The app uses ES Modules and must be served over HTTP — it cannot be opened via file://.
git clone https://github.com/Ecological-Complexity-Lab/MiRA.git
cd MiRA
python3 -m http.server 8000
# Open http://localhost:8000Nine empirical multilayer networks are bundled for immediate exploration, from six biological domains, covering pollination, host–parasite interactions, seed dispersal, gene recombination, human disease, brain connectivity, plasmid sharing, and protein–protein interactions. See the full list and references in the manual.
- JSON — native format.
- CSV — extended edge list + optional layer and node attribute files.
See the manual for schemas.
MiRA is bundled inside the emln R package. Launch directly from R with:
plot_multilayer(net, bipartite = TRUE, directed = FALSE)Or export to JSON/CSV for manual loading:
multilayer_to_json(net, file = "my_network.json", bipartite = TRUE)

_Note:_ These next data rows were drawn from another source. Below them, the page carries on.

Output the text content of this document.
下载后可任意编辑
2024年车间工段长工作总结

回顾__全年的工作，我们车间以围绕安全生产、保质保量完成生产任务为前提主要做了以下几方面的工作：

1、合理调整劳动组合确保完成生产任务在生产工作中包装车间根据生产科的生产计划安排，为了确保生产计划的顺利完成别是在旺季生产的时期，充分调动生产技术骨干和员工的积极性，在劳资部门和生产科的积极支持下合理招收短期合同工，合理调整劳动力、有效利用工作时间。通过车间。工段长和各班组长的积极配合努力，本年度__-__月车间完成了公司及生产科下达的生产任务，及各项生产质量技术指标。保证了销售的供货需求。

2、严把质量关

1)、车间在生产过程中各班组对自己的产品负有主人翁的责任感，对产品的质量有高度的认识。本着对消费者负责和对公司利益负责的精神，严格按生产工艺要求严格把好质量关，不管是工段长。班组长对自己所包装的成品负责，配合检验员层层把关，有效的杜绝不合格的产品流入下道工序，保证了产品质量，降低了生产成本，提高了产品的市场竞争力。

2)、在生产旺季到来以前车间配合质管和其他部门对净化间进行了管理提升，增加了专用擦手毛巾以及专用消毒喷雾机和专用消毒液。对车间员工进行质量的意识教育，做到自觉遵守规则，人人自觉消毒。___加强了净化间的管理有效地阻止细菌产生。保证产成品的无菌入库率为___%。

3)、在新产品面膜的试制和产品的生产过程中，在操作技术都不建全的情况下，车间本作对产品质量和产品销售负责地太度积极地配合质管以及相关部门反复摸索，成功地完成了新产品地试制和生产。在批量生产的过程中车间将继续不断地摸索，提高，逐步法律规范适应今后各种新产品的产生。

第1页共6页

multilayer_to_csv(net, path = "my_network/")We developed the MiRA codebase using an AI-assisted workflow. Initial scaffolding and iterative feature implementation were carried out using Claude Code (Anthropic), an agentic AI programming tool, with Claude Sonnet4.6 used for routine implementation tasks and Claude Opus4 used for complex architectural decisions and refactoring. Human oversight was applied throughout: all AI-generated code was reviewed, debugged, and revised. We paid particular attention to calculation of properties, domain-specific logic, including bipartite layout computation, geographic placement of layers, multilayer data structure validation, and EMLN integration. The codebase was audited periodically to identify inconsistencies between behavior and documentation, to enforce modularity via refactoring, and to remove redundancy introduced during iterative development.
Feedback and bug reports are welcome at GitHub Issues.
MiRA is licensed under the Creative Commons Attribution-NonCommercial-ShareAlike 4.0 International License.
You are free to share and adapt this work for non-commercial purposes, provided you give appropriate credit and distribute any derivative works under the same license.